Altersbeschränkung keine
Auflage 13. Aufl.
Sprache deutsch
Verfasserangabe Max Frisch
Annotation Mehr als 25 Jahre sind vergangen, seit dem ich Max Frischs Parabel der Pyromanie zum ersten Mal las. Damals stand das 'Lehrstück ohne Lehre' als Pflichtlektüre auf dem Schulstundenplan. Doch schon damals war für mich die Lektüre Genuss und keine Pflicht. Dementsprechend groß war die Freude, als mir das kleine Büchlein beim Stöbern wieder in die Hände fiel.

Beginnen wir mit der Charakterisierung der Figuren. Die Hauptperson, Gottlieb Biedermann, ist ein erfolgreicher Geschäftsmann, der sein Geld mit der Herstellung von Haarwasser verdient. Nach außen tritt er energisch auf und hält am Stammtisch große Reden. Seine ersten Worte lauten: "Aufhängen sollte man sie (die Brandstifter)." Er gibt sich gönnerhaft, spendet der Feuerwehr eine große Summe. Doch gegenüber dem Dienstpersonal und den Untergebenen herrscht und kommandiert er. Mit äußerster Härte geht er gegen seinen Mitarbeiter Knechtling, der an einer Erfindung beteiligt werden möchte, vor: "diesem Knechtling werde ich die Kehle schon umdrehn."
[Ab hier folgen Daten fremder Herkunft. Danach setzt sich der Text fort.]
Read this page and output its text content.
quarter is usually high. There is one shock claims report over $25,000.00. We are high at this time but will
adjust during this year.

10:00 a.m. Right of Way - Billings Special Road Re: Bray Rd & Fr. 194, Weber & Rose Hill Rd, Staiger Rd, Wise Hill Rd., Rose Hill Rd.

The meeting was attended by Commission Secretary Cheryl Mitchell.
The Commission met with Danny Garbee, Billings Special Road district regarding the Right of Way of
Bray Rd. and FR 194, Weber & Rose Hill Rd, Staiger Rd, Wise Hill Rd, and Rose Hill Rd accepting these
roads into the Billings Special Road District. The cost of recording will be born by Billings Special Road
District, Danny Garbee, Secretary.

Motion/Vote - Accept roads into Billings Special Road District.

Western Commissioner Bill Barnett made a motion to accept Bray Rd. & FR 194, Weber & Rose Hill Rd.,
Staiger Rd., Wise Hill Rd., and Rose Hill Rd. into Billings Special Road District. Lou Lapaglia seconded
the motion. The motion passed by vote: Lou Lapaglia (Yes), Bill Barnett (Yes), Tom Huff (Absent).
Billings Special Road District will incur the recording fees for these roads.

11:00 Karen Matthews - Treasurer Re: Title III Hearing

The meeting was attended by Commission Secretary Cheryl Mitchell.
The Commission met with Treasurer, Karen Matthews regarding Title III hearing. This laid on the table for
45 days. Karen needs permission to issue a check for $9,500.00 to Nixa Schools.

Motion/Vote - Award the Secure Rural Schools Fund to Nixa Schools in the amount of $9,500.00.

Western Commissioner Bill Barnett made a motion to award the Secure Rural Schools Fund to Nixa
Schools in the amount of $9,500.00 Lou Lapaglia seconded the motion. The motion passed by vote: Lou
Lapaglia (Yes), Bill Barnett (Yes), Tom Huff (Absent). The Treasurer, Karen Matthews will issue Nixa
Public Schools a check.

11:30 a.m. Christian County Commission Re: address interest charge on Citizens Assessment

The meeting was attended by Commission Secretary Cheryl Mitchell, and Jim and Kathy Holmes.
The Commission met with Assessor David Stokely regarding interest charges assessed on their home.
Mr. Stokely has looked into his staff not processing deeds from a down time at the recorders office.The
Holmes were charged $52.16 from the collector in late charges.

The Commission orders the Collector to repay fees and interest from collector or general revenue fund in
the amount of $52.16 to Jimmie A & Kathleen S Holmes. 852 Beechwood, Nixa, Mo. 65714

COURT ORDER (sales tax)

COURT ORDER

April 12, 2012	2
Sein äußeres Auftreten steht jedoch in auffälligem Gegensatz zu seiner inneren Haltung. Biedermann fehlt die Zivilcourage. Ängstlich und 'zitternd vor Hoffnung' flieht er vor der Verantwortung. In den entscheidenden Momenten versteckt er sich hinter seiner Frau: "...meine Frau wird mit Ihnen sprechen...". Solange er Distanz zu Menschen wahren kann, fühlt er sich überlegen; im persönlichen Kontakt jedoch unterliegt er. Gegenüber den beiden Eindringlingen wird sein Verhalten durch Unentschlossenheit, Anbiederung, Egoismus und zuletzt Verzweiflung geprägt, es ist die 'verzweifelte Hoffnung opportunistischer Bonhomie', wie die Worte in der einleitenden Kurzbeschreibung treffend lauten.

Biedermanns Frau Babette genießt das luxuriöse Leben und ist vor allem darauf bedacht, nicht als spießig zu gelten. Sie ähnelt ihrem Mann in vielen Punkten. Auch sie tönt nach außen laut: "...dann aber, Gottlieb, schick ich ihn auf den Weg." Doch auch ihr fehlt im entscheidenden Augenblick der Mut zur Tat.

Dem Ehepaar Biedermann steht das Brandstifter Pärchen Schmitz und Eisenring gegenüber. Die beiden ungleichen Gesellen ergänzen sich ideal. Sepp Schmitz, ein arbeitsloser Ringer aus ärmlichen Verhältnissen, wirkt grobschlächtig und unbeholfen. Seine athletische Figur schüchtert ein: "Alle Leute haben Angst vor mir...". Seine Herkunft wird als sentimentale Tarnung eingesetzt: "Von der Köhlerhütte zum Waisenhaus".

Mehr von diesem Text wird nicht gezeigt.